Le potenzialità di un concerto live sono, rispetto a quelle di un passaggio per il tubo catodico, praticamente decuplicate. E per capirlo sicuramente non avevate bisogno di me. Chiunque sia stato ad un live, infatti, avrà perfettamente compreso la duplice possibilità che quest'ultimo offre: far divertire contemporaneamente musicisti e pubblico. Da un live si comprende, nella sua totalità, anche "quello che una musica può fare".
Mi sembra abbastanza chiaro, dopo questo inizio, di quale live si andrà a parlare (se non lo avete ancora capito sinceramente mi chiedo come siate arrivati a leggere il mio articolo, ma comunque…).
Max Gazzè è un perfetto mix fra musica pop (di quella fatta bene), venature di elettronica e punte cantautorali. Lo show che ne viene fuori è un concerto nel quale è praticamente impossibile stare fermi o non cantare.
Uno spettacolo che vede in scaletta la giusta mescolanza fra i grandi successi del cantautore di origine siciliana, alcuni suoi pezzi meno mainstream (tipo "Raduni ovali", "Adesso stop" o "L'origine del mondo") e delle chicche come "Posso" (il pezzo fatto insieme a Carl Brave, ndr) ed una versione acustica chitarra e voce de "Il timido ubriaco".
Il concerto, a livello musicale, si snoda fra echi battiateschi ("L'origine del mondo", anno di pubblicazione 1998, "Gommalacca" era uscito un mese prima, nel live c'è una discreta affinità sonora) e sonorità più delicate, come la versione piano e fiati di "La leggenda di Cristalda e Pizzomunno". Proprio la sezione fiati (due trombe, un trombone ed un sax) impreziosisce buona parte dei pezzi, "La favola di Adamo ed Eva" ed "Una musica può fare" su tutti, e costituisce l'unica variazione consistente rispetto alle versioni da studio dei pezzi. A farla da padrone sono tastiere e synth, ai quali sono spesso affidati gli assoli.
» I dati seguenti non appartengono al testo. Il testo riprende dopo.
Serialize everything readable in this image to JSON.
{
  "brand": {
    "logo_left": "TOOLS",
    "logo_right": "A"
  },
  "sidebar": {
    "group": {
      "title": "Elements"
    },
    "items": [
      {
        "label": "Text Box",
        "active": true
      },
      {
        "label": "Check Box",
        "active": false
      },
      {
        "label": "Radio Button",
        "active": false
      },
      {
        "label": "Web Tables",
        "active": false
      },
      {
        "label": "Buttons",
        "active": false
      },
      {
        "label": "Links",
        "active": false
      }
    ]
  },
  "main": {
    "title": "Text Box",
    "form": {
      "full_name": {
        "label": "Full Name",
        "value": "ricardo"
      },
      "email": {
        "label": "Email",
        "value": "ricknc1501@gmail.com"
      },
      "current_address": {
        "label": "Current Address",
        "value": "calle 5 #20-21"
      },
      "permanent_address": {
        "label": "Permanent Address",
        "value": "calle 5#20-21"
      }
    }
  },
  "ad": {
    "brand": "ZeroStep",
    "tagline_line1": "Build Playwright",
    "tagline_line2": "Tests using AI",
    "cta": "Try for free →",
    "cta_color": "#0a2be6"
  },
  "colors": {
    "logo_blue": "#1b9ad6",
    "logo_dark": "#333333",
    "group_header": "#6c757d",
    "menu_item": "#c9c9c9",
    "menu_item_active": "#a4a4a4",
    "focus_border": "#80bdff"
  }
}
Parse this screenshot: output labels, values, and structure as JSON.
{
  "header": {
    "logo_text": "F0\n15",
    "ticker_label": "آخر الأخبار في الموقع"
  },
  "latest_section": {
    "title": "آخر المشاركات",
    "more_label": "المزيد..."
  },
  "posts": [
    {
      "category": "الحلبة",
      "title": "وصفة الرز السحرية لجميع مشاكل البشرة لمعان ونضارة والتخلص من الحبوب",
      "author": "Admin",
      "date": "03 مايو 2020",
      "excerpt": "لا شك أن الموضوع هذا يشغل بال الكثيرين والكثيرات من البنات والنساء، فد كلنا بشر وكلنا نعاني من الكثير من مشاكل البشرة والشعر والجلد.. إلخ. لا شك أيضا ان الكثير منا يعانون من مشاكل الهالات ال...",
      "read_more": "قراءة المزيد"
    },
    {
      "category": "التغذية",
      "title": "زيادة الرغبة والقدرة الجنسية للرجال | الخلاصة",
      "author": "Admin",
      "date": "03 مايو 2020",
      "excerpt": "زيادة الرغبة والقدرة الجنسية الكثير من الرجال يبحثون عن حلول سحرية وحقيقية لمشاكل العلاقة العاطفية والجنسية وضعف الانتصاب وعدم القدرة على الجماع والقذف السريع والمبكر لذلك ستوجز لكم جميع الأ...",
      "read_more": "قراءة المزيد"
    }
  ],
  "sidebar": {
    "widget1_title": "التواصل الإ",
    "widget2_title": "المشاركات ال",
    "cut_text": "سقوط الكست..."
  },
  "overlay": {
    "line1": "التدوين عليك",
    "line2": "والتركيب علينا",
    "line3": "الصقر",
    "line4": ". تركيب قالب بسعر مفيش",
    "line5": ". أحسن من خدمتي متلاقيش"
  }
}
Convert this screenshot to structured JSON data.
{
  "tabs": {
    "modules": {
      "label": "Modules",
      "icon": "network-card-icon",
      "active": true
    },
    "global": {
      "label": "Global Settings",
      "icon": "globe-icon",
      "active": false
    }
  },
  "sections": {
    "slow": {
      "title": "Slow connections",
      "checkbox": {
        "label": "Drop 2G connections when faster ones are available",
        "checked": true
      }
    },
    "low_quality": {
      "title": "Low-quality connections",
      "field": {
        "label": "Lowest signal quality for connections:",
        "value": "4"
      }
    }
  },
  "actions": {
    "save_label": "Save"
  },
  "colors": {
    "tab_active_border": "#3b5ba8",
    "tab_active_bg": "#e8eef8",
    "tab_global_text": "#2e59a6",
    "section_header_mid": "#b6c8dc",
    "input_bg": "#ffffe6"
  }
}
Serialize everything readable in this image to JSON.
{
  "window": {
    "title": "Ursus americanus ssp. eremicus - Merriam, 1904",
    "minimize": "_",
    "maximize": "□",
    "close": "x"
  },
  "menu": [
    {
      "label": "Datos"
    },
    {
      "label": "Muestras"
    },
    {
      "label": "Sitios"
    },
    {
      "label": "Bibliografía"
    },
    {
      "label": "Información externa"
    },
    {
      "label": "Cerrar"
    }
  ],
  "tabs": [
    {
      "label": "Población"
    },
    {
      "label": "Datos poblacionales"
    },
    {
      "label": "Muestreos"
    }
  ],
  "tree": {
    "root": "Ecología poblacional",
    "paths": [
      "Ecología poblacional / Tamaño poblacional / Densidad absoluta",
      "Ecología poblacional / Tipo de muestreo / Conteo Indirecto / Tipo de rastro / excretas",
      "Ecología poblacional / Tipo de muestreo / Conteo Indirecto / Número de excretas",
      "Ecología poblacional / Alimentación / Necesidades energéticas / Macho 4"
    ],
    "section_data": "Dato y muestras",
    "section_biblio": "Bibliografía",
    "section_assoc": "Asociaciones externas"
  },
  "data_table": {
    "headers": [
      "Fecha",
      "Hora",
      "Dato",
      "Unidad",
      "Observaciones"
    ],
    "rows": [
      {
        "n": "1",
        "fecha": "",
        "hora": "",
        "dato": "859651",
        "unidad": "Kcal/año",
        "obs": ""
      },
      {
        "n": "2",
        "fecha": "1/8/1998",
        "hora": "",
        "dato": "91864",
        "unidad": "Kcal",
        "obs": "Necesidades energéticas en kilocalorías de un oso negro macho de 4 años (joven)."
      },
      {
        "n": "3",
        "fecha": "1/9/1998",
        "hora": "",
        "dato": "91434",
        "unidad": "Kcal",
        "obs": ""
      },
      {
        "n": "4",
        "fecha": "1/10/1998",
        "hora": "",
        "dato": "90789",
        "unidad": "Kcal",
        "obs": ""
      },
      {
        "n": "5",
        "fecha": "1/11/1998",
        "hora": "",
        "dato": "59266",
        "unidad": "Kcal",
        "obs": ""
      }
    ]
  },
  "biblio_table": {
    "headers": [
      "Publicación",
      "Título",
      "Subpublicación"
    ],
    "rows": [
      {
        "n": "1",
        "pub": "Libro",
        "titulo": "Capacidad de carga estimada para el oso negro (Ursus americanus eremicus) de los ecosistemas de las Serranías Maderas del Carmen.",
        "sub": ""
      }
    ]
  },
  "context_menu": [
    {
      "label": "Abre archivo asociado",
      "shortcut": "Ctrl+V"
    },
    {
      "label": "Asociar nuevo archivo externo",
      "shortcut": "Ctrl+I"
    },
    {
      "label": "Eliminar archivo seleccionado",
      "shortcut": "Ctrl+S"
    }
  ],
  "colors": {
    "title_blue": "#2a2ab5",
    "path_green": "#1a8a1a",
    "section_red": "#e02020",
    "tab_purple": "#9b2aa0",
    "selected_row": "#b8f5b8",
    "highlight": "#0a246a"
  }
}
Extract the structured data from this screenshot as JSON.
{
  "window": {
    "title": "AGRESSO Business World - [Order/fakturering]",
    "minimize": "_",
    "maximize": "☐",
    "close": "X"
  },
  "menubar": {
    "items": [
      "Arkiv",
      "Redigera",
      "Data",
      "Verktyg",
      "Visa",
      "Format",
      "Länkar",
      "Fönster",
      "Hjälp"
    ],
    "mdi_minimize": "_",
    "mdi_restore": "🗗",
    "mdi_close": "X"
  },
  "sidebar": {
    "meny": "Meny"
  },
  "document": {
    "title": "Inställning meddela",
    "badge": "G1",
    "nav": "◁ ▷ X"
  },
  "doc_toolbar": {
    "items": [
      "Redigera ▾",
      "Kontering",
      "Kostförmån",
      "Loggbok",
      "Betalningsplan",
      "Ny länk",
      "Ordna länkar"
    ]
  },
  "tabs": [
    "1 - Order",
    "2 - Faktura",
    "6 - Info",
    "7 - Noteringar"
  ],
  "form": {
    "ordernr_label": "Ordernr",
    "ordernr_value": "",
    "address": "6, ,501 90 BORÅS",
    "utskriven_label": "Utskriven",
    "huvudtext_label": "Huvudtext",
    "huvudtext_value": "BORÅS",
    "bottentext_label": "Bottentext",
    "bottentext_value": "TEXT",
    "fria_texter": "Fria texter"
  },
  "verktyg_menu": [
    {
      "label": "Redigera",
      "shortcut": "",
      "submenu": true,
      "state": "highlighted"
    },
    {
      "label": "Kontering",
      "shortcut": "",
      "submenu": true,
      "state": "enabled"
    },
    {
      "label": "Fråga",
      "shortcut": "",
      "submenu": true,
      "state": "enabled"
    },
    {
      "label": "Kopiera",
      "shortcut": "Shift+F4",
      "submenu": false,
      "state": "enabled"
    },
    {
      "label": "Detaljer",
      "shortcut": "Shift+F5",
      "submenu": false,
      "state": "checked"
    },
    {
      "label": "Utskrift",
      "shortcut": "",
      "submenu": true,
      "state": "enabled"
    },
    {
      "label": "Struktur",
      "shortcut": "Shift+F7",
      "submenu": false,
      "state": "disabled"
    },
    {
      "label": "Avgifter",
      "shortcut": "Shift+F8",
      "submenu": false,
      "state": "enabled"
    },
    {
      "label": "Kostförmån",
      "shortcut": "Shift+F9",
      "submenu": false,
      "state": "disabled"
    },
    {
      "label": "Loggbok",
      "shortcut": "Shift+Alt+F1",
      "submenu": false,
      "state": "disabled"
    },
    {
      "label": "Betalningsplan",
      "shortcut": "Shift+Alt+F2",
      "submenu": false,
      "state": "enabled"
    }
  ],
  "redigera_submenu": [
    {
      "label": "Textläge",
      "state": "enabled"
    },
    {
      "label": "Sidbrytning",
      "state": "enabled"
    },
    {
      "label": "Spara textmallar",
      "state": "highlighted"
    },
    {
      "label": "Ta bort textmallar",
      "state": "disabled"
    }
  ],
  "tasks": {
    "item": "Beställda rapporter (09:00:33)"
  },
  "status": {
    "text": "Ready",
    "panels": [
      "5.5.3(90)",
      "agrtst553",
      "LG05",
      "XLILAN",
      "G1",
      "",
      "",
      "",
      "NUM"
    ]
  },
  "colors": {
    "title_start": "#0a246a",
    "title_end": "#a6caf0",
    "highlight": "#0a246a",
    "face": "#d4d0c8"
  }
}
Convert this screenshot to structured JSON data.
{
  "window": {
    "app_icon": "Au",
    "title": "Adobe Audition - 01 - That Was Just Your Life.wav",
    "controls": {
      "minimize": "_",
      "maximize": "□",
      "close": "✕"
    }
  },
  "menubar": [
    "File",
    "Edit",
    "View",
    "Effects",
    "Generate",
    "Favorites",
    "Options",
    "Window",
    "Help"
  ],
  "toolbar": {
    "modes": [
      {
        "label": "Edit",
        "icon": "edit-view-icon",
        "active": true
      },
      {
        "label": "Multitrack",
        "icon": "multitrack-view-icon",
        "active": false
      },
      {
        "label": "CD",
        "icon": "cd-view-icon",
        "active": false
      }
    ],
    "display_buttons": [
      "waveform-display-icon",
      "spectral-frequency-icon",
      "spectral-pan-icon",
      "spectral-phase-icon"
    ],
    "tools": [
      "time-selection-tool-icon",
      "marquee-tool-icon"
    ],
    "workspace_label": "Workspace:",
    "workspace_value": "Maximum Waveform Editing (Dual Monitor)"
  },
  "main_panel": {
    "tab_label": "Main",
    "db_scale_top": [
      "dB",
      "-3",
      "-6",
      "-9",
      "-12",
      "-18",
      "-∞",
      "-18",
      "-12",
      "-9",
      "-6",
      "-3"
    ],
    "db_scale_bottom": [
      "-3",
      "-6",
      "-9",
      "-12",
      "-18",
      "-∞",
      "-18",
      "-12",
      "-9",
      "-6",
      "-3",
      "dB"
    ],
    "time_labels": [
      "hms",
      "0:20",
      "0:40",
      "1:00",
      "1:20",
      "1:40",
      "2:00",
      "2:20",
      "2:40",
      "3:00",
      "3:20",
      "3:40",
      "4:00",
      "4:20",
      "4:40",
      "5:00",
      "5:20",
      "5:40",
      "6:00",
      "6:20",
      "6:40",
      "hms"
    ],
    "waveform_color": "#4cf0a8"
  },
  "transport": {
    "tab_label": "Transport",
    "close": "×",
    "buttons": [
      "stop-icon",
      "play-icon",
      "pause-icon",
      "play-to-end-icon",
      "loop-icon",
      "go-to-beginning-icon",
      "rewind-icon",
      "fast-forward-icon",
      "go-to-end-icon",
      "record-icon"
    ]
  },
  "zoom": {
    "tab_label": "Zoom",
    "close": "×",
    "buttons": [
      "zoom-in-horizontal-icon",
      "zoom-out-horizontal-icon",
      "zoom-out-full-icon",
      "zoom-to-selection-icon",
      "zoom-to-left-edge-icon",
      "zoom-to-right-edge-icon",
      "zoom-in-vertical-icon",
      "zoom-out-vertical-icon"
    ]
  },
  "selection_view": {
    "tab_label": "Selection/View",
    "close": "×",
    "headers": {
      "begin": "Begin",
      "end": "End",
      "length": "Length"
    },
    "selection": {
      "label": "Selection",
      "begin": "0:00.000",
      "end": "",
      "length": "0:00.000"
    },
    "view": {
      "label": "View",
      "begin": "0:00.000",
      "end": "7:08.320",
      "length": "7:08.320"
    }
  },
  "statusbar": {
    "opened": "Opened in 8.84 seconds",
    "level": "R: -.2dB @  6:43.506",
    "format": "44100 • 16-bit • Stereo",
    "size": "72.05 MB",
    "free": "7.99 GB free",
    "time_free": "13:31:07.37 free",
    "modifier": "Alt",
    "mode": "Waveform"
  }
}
Batteria, una chitarra acustica, una elettrica quasi sempre col wah ed il basso spesso in delay completano l'opera.
Gazzè è vocalmente impeccabile e, di tanto in tanto, tira fuori un graffiato niente male. Intrattiene il pubblico presentando i brani, ci passa in mezzo mentre suona, scherza con gli altri componenti della band. Ed, appunto, suona. Uno spettacolo, col basso in mano fa letteralmente quello che vuole. Ha una tecnica col plettro non comune per un bassista. Riesce a suonare il basso come una chitarra e viceversa (l'arpeggio su "Il timido ubriaco" è assurdo, tutto suonato con le due dita). E poi slappa ed improvvisa, durante la lunga jam strumentale su "La favola di Adamo ed Eva" tira fuori "Seven Nation Army" dei White Stripes e la infila nell'assolo. Insomma, mostruoso.
La scenografia, invece, composta da soli pannelli rettangolari con un cerchio al centro, è animata da proiezioni che la rendono molto dinamica e gradevole.
Insomma, un concerto bello e coinvolgente, con un'unica nota stonata: a fine concerto, come comune abitudine della security delle zone del palermitano, tutti i fan che aspettavano Gazzè sono stati allontanati, di certo non troppo amichevolmente, dalla security. Tutti tranne il sindaco del paese, che ovviamente, forte del potere conferitogli dal suo ruolo, ha fatto entrare nei camerini amici e parentado di vario tipo ("bello schifo", aggiungerei, smettendo i panni del giornalista ed indossando quelli del fan di Gazzè). Alla faccia dei poveri mortali che aspettavano il buon Max.
Insomma, il caro sindaco si becca un bel due. A Gazzè ed al concerto, invece, va il mio nove. Stratosferici. Da vedere e rivedere.